Ik heb altijd geleerd dat, als je de wereld wilt verbeteren, je bij jezelf moet beginnen. En niet bij een ander. Als deze Kamerleden inderdaad willen dat zij vragen kunnen stellen over individuele belastingplichtigen, moeten ze beginnen hun eigen aangifte(n) openbaar te maken.
Nu de zomer voorbij is, komen de Kamervragen weer over belastingontwijking, vermeende belastingontwijking, potentiële belastingontwijking en wat er nog meer aan gradaties van belastingontwijking mogelijk is. En af toe ook over belastingontduiking in al deze gradaties. Een deel van onze Kamerleden legt op dit gebied een grote ijver aan de dag. Het lijkt soms alsof het verplicht is zo'n beetje wekelijks vragen te stellen over dit onderwerp. Aangezien het lastig is zelf telkens wat nieuws te verzinnen, wordt dat meestal opgehangen aan berichtgeving in de media. Die berichten en de daarop volgende Kamervragen zien vaak op individuele belastingplichtigen. Vaste prik daarbij is dan ook dat beantwoording van een of meer vragen afstuit op art. 67 AWR.

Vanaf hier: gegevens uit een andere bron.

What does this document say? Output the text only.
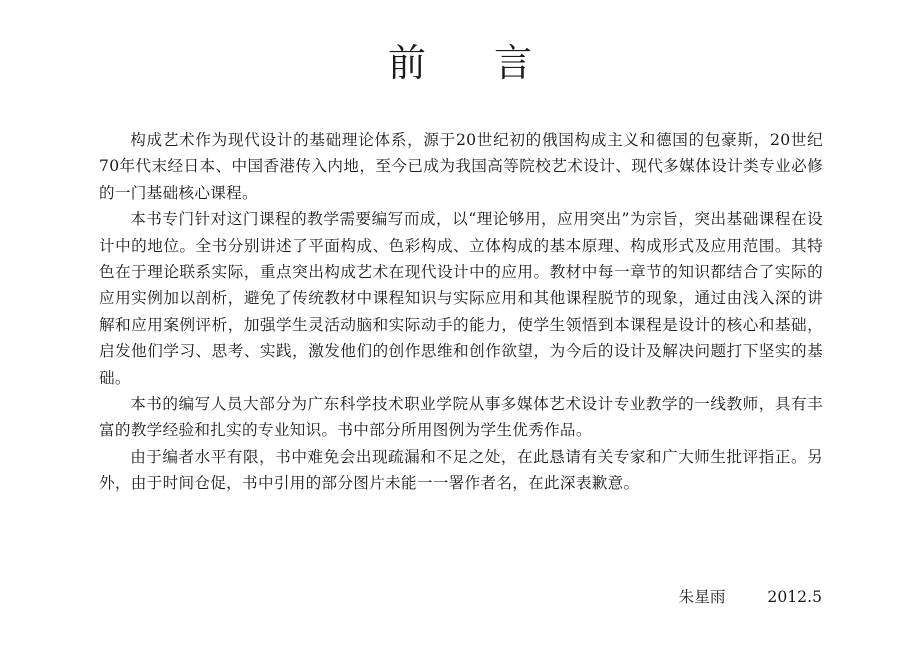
前 言

构成艺术作为现代设计的基础理论体系，源于20世纪初的俄国构成主义和德国的包豪斯，20世纪70年代末经日本、中国香港传入内地，至今已成为我国高等院校艺术设计、现代多媒体设计类专业必修的一门基础核心课程。

本书专门针对这门课程的教学需要编写而成，以“理论够用，应用突出”为宗旨，突出基础课程在设计中的地位。全书分别讲述了平面构成、色彩构成、立体构成的基本原理、构成形式及应用范围。其特色在于理论联系实际，重点突出构成艺术在现代设计中的应用。教材中每一章节的知识都结合了实际的应用实例加以剖析，避免了传统教材中课程知识与实际应用和其他课程脱节的现象，通过由浅入深的讲解和应用案例评析，加强学生灵活动脑和实际动手的能力，使学生领悟到本课程是设计的核心和基础，启发他们学习、思考、实践，激发他们的创作思维和创作欲望，为今后的设计及解决问题打下坚实的基础。

本书的编写人员大部分为广东科学技术职业学院从事多媒体艺术设计专业教学的一线教师，具有丰富的教学经验和扎实的专业知识。书中部分所用图例为学生优秀作品。

由于编者水平有限，书中难免会出现疏漏和不足之处，在此恳请有关专家和广大师生批评指正。另外，由于时间仓促，书中引用的部分图片未能一一署作者名，在此深表歉意。

朱星雨	2012.5
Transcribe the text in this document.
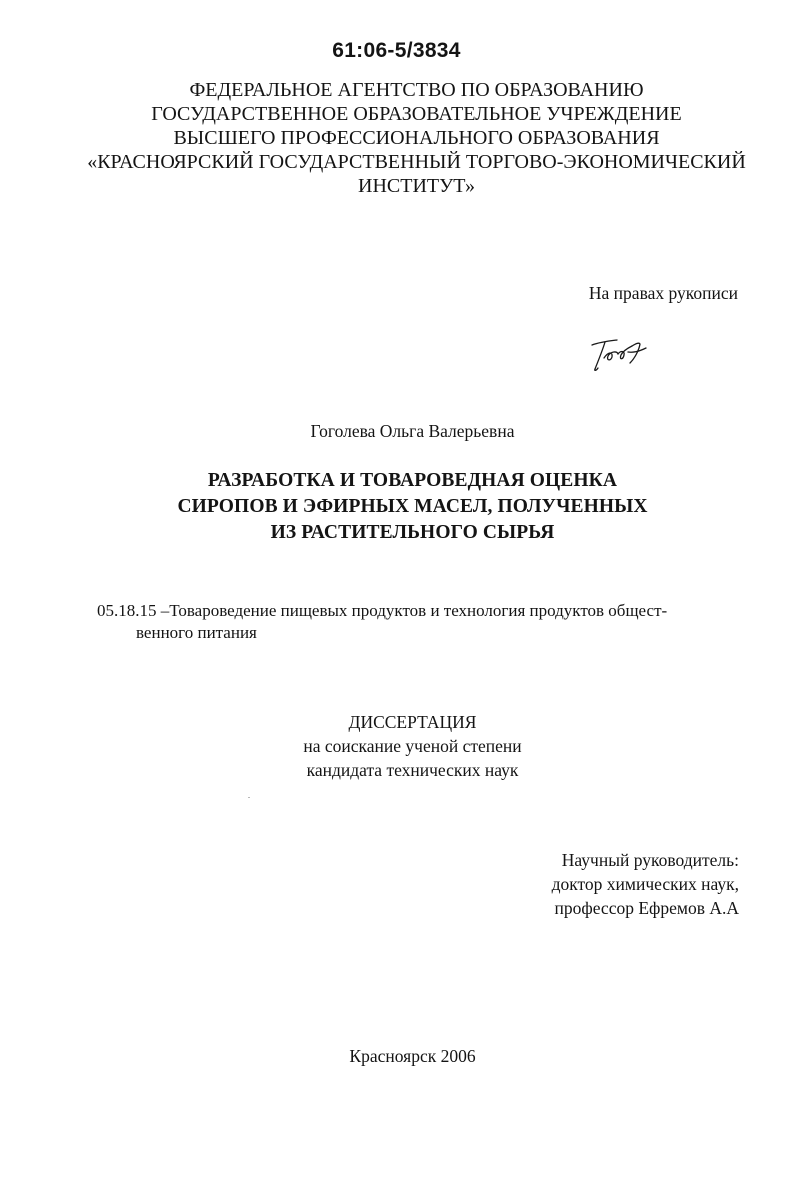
61:06-5/3834
ФЕДЕРАЛЬНОЕ АГЕНТСТВО ПО ОБРАЗОВАНИЮ
ГОСУДАРСТВЕННОЕ ОБРАЗОВАТЕЛЬНОЕ УЧРЕЖДЕНИЕ
ВЫСШЕГО ПРОФЕССИОНАЛЬНОГО ОБРАЗОВАНИЯ
«КРАСНОЯРСКИЙ ГОСУДАРСТВЕННЫЙ ТОРГОВО-ЭКОНОМИЧЕСКИЙ
ИНСТИТУТ»
На правах рукописи
Гоголева Ольга Валерьевна
РАЗРАБОТКА И ТОВАРОВЕДНАЯ ОЦЕНКА
СИРОПОВ И ЭФИРНЫХ МАСЕЛ, ПОЛУЧЕННЫХ
ИЗ РАСТИТЕЛЬНОГО СЫРЬЯ
05.18.15 –Товароведение пищевых продуктов и технология продуктов общест-
венного питания
ДИССЕРТАЦИЯ
на соискание ученой степени
кандидата технических наук
Научный руководитель:
доктор химических наук,
профессор Ефремов А.А
Красноярск 2006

In sommige landen, zoals Zweden, zijn belastingaangiften openbaar. In Nederland niet. Art. 67 AWR bepaalt als hoofdregel dat het een ieder verboden is hetgeen hem uit of in verband met enige werkzaamheid bij de uitvoering van de belastingwet over de persoon of zaken van een ander blijkt of wordt meegedeeld, verder bekend te maken dan noodzakelijk is voor de uitvoering van de belastingwet. De Vakstudie leert ons dat een soortgelijke bepaling reeds was opgenomen in de Wet VB 1892, de Wet IB 1914 en het Besluit WB 1940. In Nederland houden we onze gordijnen dicht en houden we informatie over ons inkomen en ons vermogen graag voor onszelf. De Kamerleden die de vragen stellen, zouden dat ook moeten weten. Maar toch stellen zij telkens weer vragen welke door de staatssecretaris niet mogen worden beantwoord op grond van art. 67 AWR.
Opvallend is dat de Kamerleden ook telkens weer om zo volledig mogelijke inzake vragen in rulings en soortgelijke afspraken. In hun wens om belastingontwijking te bestrijden, gaan de Kamerleden nog verder. Zo lijkt het dat zij het liefst willen dat Nederland de Panama Papers naar zich toe trekt (op welke wijze lijkt niet uit te maken) en daarna openbaar maakt. Ervan uitgaande dat zij de eerdere antwoorden van de staatssecretaris hebben gelezen, moeten zij weten dat er vermoedelijk ook personen en instellingen tussen zitten die zich niet schuldig hebben gemaakt aan belastingontduiking. De gewenste openbaarmaking komt neer op het publiekelijk aan de schandpaal nagelen van mensen zonder toetsing vooraf en zonder wederhoor, laat staan dat een rechterlijk oordeel wordt afgewacht. Niet iedereen verdient vermoedelijk een plek aan de schandpaal.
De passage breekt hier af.